“I don’t know that anything can possibly bring enough justice for the generation of children and families poisoned in Flint,” said Larry Roehrig, president of AFSCME Council 25 and an AFSCME International vice president. “However, holding these officials accountable is a start. Elected officials cannot willfully endanger their constituents’ livelihoods to support austerity measures and their own partisan ideologies.”
The Flint water crisis began in 2014 when the city switched its drinking water supply from Detroit’s system to the Flint River. This was a cost-cutting move that was part of the Snyder administration’s championing of austerity measures, often at the expense of people’s safety and wellbeing.

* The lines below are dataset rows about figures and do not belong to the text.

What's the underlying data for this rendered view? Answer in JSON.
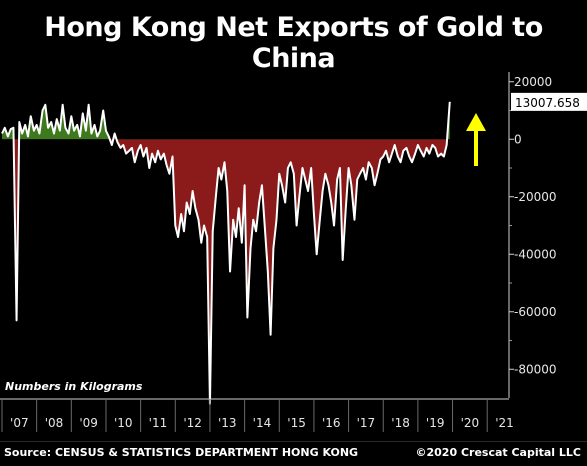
{
  "chart_data": {
    "type": "area",
    "title": "Hong Kong Net Exports of Gold to China",
    "note": "Numbers in Kilograms",
    "source": "Source: CENSUS & STATISTICS DEPARTMENT HONG KONG",
    "copyright": "©2020 Crescat Capital LLC",
    "last_value_label": "13007.658",
    "x_tick_labels": [
      "'07",
      "'08",
      "'09",
      "'10",
      "'11",
      "'12",
      "'13",
      "'14",
      "'15",
      "'16",
      "'17",
      "'18",
      "'19",
      "'20",
      "'21"
    ],
    "y_tick_labels": [
      "20000",
      "0",
      "-20000",
      "-40000",
      "-60000",
      "-80000"
    ],
    "yticks": [
      20000,
      0,
      -20000,
      -40000,
      -60000,
      -80000
    ],
    "ylim": [
      -90000,
      22000
    ],
    "xlim": [
      2007.0,
      2021.6
    ],
    "grid": false,
    "colors": {
      "positive_fill": "#3d7a1e",
      "negative_fill": "#8b1a1a",
      "line": "#ffffff",
      "arrow": "#ffff00",
      "background": "#000000"
    },
    "series": [
      {
        "values": [
          [
            2007.0,
            2000
          ],
          [
            2007.08,
            4000
          ],
          [
            2007.17,
            1000
          ],
          [
            2007.25,
            3500
          ],
          [
            2007.33,
            4000
          ],
          [
            2007.42,
            -63000
          ],
          [
            2007.5,
            6000
          ],
          [
            2007.58,
            2000
          ],
          [
            2007.67,
            5000
          ],
          [
            2007.75,
            1000
          ],
          [
            2007.83,
            8000
          ],
          [
            2007.92,
            3000
          ],
          [
            2008.0,
            5000
          ],
          [
            2008.08,
            2000
          ],
          [
            2008.17,
            10000
          ],
          [
            2008.25,
            12000
          ],
          [
            2008.33,
            4000
          ],
          [
            2008.42,
            6000
          ],
          [
            2008.5,
            2000
          ],
          [
            2008.58,
            7000
          ],
          [
            2008.67,
            3000
          ],
          [
            2008.75,
            12000
          ],
          [
            2008.83,
            4000
          ],
          [
            2008.92,
            2000
          ],
          [
            2009.0,
            8000
          ],
          [
            2009.08,
            3000
          ],
          [
            2009.17,
            5000
          ],
          [
            2009.25,
            1000
          ],
          [
            2009.33,
            9000
          ],
          [
            2009.42,
            3000
          ],
          [
            2009.5,
            12000
          ],
          [
            2009.58,
            2000
          ],
          [
            2009.67,
            5000
          ],
          [
            2009.75,
            1000
          ],
          [
            2009.83,
            3000
          ],
          [
            2009.92,
            10000
          ],
          [
            2010.0,
            3000
          ],
          [
            2010.08,
            1000
          ],
          [
            2010.17,
            -2000
          ],
          [
            2010.25,
            2000
          ],
          [
            2010.33,
            -1000
          ],
          [
            2010.42,
            -3000
          ],
          [
            2010.5,
            -2000
          ],
          [
            2010.58,
            -5000
          ],
          [
            2010.67,
            -4000
          ],
          [
            2010.75,
            -3000
          ],
          [
            2010.83,
            -8000
          ],
          [
            2010.92,
            -4000
          ],
          [
            2011.0,
            -2000
          ],
          [
            2011.08,
            -6000
          ],
          [
            2011.17,
            -3000
          ],
          [
            2011.25,
            -10000
          ],
          [
            2011.33,
            -5000
          ],
          [
            2011.42,
            -8000
          ],
          [
            2011.5,
            -4000
          ],
          [
            2011.58,
            -7000
          ],
          [
            2011.67,
            -5000
          ],
          [
            2011.75,
            -9000
          ],
          [
            2011.83,
            -12000
          ],
          [
            2011.92,
            -6000
          ],
          [
            2012.0,
            -30000
          ],
          [
            2012.08,
            -34000
          ],
          [
            2012.17,
            -26000
          ],
          [
            2012.25,
            -32000
          ],
          [
            2012.33,
            -22000
          ],
          [
            2012.42,
            -26000
          ],
          [
            2012.5,
            -18000
          ],
          [
            2012.58,
            -24000
          ],
          [
            2012.67,
            -28000
          ],
          [
            2012.75,
            -36000
          ],
          [
            2012.83,
            -30000
          ],
          [
            2012.92,
            -34000
          ],
          [
            2013.0,
            -92000
          ],
          [
            2013.08,
            -32000
          ],
          [
            2013.17,
            -20000
          ],
          [
            2013.25,
            -10000
          ],
          [
            2013.33,
            -14000
          ],
          [
            2013.42,
            -8000
          ],
          [
            2013.5,
            -18000
          ],
          [
            2013.58,
            -46000
          ],
          [
            2013.67,
            -28000
          ],
          [
            2013.75,
            -34000
          ],
          [
            2013.83,
            -24000
          ],
          [
            2013.92,
            -36000
          ],
          [
            2014.0,
            -16000
          ],
          [
            2014.08,
            -62000
          ],
          [
            2014.17,
            -38000
          ],
          [
            2014.25,
            -28000
          ],
          [
            2014.33,
            -32000
          ],
          [
            2014.42,
            -22000
          ],
          [
            2014.5,
            -16000
          ],
          [
            2014.58,
            -30000
          ],
          [
            2014.67,
            -46000
          ],
          [
            2014.75,
            -68000
          ],
          [
            2014.83,
            -38000
          ],
          [
            2014.92,
            -28000
          ],
          [
            2015.0,
            -12000
          ],
          [
            2015.08,
            -16000
          ],
          [
            2015.17,
            -22000
          ],
          [
            2015.25,
            -10000
          ],
          [
            2015.33,
            -8000
          ],
          [
            2015.42,
            -12000
          ],
          [
            2015.5,
            -30000
          ],
          [
            2015.58,
            -20000
          ],
          [
            2015.67,
            -10000
          ],
          [
            2015.75,
            -14000
          ],
          [
            2015.83,
            -18000
          ],
          [
            2015.92,
            -10000
          ],
          [
            2016.0,
            -26000
          ],
          [
            2016.08,
            -40000
          ],
          [
            2016.17,
            -28000
          ],
          [
            2016.25,
            -18000
          ],
          [
            2016.33,
            -12000
          ],
          [
            2016.42,
            -16000
          ],
          [
            2016.5,
            -22000
          ],
          [
            2016.58,
            -30000
          ],
          [
            2016.67,
            -14000
          ],
          [
            2016.75,
            -10000
          ],
          [
            2016.83,
            -42000
          ],
          [
            2016.92,
            -24000
          ],
          [
            2017.0,
            -10000
          ],
          [
            2017.08,
            -16000
          ],
          [
            2017.17,
            -28000
          ],
          [
            2017.25,
            -14000
          ],
          [
            2017.33,
            -12000
          ],
          [
            2017.42,
            -10000
          ],
          [
            2017.5,
            -14000
          ],
          [
            2017.58,
            -8000
          ],
          [
            2017.67,
            -10000
          ],
          [
            2017.75,
            -16000
          ],
          [
            2017.83,
            -12000
          ],
          [
            2017.92,
            -7000
          ],
          [
            2018.0,
            -6000
          ],
          [
            2018.08,
            -4000
          ],
          [
            2018.17,
            -8000
          ],
          [
            2018.25,
            -5000
          ],
          [
            2018.33,
            -2000
          ],
          [
            2018.42,
            -6000
          ],
          [
            2018.5,
            -8000
          ],
          [
            2018.58,
            -4000
          ],
          [
            2018.67,
            -3000
          ],
          [
            2018.75,
            -6000
          ],
          [
            2018.83,
            -8000
          ],
          [
            2018.92,
            -5000
          ],
          [
            2019.0,
            -2000
          ],
          [
            2019.08,
            -4000
          ],
          [
            2019.17,
            -6000
          ],
          [
            2019.25,
            -3000
          ],
          [
            2019.33,
            -5000
          ],
          [
            2019.42,
            -2000
          ],
          [
            2019.5,
            -3000
          ],
          [
            2019.58,
            -6000
          ],
          [
            2019.67,
            -5000
          ],
          [
            2019.75,
            -6000
          ],
          [
            2019.83,
            -2000
          ],
          [
            2019.92,
            13007.658
          ]
        ]
      }
    ]
  }
}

As AFSCME President Lee Saunders put it in a 2016 opinion piece in Governing, “The poisoning of Flint's residents isn't some out-of-the-blue occurrence. It isn't a coincidence. It's a consequence of a governing philosophy that puts austerity first and people last. It's a consequence of letting our infrastructure crumble. It's a consequence of an economic ideology that regards public services as costly and unnecessary, as though a clean, healthy and safe community isn't the essential right of every citizen.”

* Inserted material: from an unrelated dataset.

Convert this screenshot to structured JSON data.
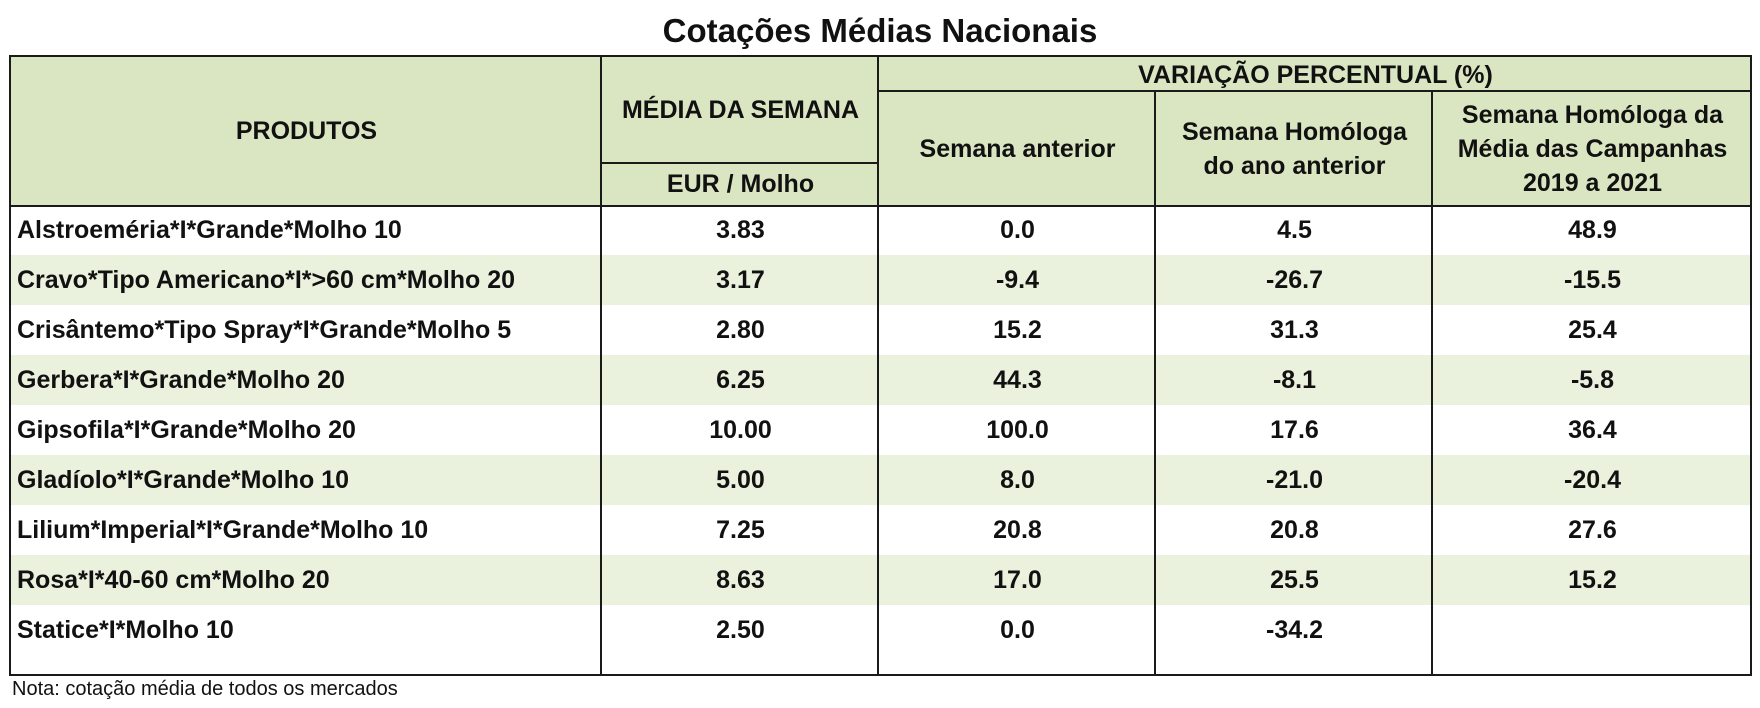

In March 2016, Snyder testified before a congressional committee on Capitol Hill, acknowledging that the state’s emergency manager law had failed the residents of Flint but ultimately deflecting much of the blame for the crisis.
Later that year, delegates to the AFSCME International Convention passed a resolution calling on Snyder to “take full responsibility for the immoral actions of his administration and the Flint Emergency Manager and resign.”
Snyder neither resigned nor accepted full responsibility for his role in the tragedy. He has pleaded not guilty to the charges brought against him this month. But at least now, nearly seven years after the Flint water crisis began, he will be judged in a court of law.